This should work, it is Arnold's example. The only things that have changed since then are:
- You have to explicitly set the Expression's degree
- You must create Mixed Spaces with a MixedElement (at least that's how it works for me)
from dolfin import *
from numpy import log
# forcing function, high degree for better approximation
f = Expression("exp(-10.*(pow(x[0], 2) + pow(x[1]-1/sqrt(2.), 2) + pow(x[2]-1/sqrt(2.), 2)))",
degree = 4)
mesh = Mesh("hemisphere_mesh.xml")
global_normal = Expression(("x[0]", "x[1]", "x[2]"), degree = 1)
mesh.init_cell_orientations(global_normal)
# finite element mesh and spaces
V0 = FunctionSpace(mesh, "RT", 3)
V1 = FunctionSpace(mesh, "DG", 2)
R = FunctionSpace(mesh, "Real", 0)
Mel = MixedElement([V0.ufl_element(), V1.ufl_element(), R.ufl_element()])

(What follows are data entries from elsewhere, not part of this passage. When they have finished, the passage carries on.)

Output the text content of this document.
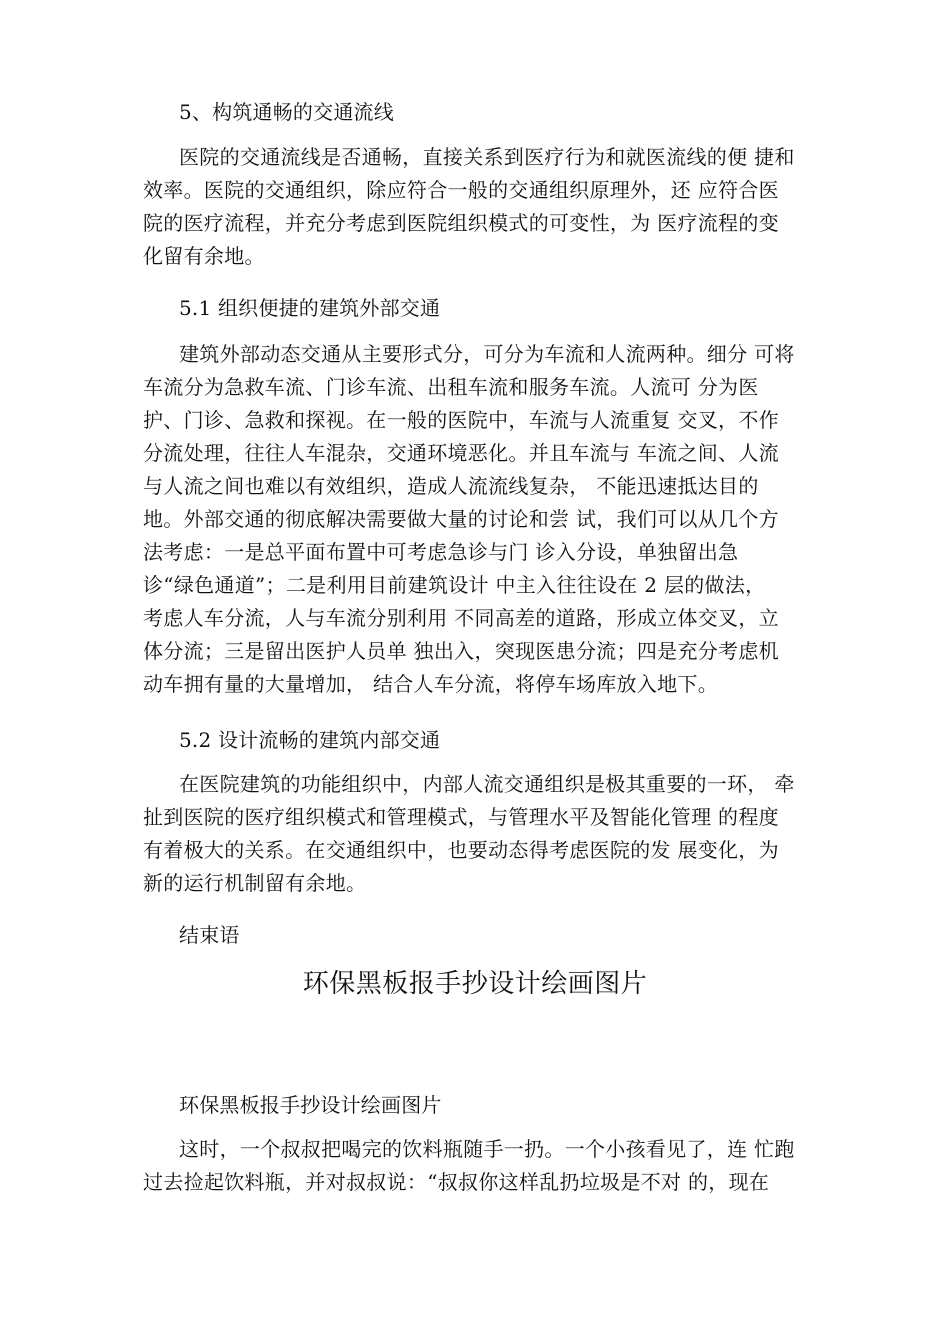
5、构筑通畅的交通流线
医院的交通流线是否通畅，直接关系到医疗行为和就医流线的便 捷和
效率。医院的交通组织，除应符合一般的交通组织原理外，还 应符合医
院的医疗流程，并充分考虑到医院组织模式的可变性，为 医疗流程的变
化留有余地。
5.1 组织便捷的建筑外部交通
建筑外部动态交通从主要形式分，可分为车流和人流两种。细分 可将
车流分为急救车流、门诊车流、出租车流和服务车流。人流可 分为医
护、门诊、急救和探视。在一般的医院中，车流与人流重复 交叉，不作
分流处理，往往人车混杂，交通环境恶化。并且车流与 车流之间、人流
与人流之间也难以有效组织，造成人流流线复杂， 不能迅速抵达目的
地。外部交通的彻底解决需要做大量的讨论和尝 试，我们可以从几个方
法考虑：一是总平面布置中可考虑急诊与门 诊入分设，单独留出急
诊“绿色通道”；二是利用目前建筑设计 中主入往往设在 2 层的做法，
考虑人车分流，人与车流分别利用 不同高差的道路，形成立体交叉，立
体分流；三是留出医护人员单 独出入，突现医患分流；四是充分考虑机
动车拥有量的大量增加， 结合人车分流，将停车场库放入地下。
5.2 设计流畅的建筑内部交通
在医院建筑的功能组织中，内部人流交通组织是极其重要的一环， 牵
扯到医院的医疗组织模式和管理模式，与管理水平及智能化管理 的程度
有着极大的关系。在交通组织中，也要动态得考虑医院的发 展变化，为
新的运行机制留有余地。
结束语
环保黑板报手抄设计绘画图片
环保黑板报手抄设计绘画图片
这时，一个叔叔把喝完的饮料瓶随手一扔。一个小孩看见了，连 忙跑
过去捡起饮料瓶，并对叔叔说：“叔叔你这样乱扔垃圾是不对 的，现在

V = FunctionSpace(mesh, Mel)
# essential boundary condition
def bdry(x, on_boundary):
return on_boundary
bc = DirichletBC(V.sub(0), Constant((0., 0., 0.0)), bdry)
# trial and test functions
(u, p, c0) = TrialFunctions(V)
(v, q, c1) = TestFunctions(V)
# bilinear form, right hand side
a = (dot(u, v) - p*div(v) - div(u)*q + c0*q + p*c1) * dx
L = -f*q * dx
# assemble, solve
up = Function(V)
solve(a == L, up, bc)
(u, p, c0) = up.split()
I didn't know about setting the normal, so thanks for the question. Let me know in case of anything. Best regards!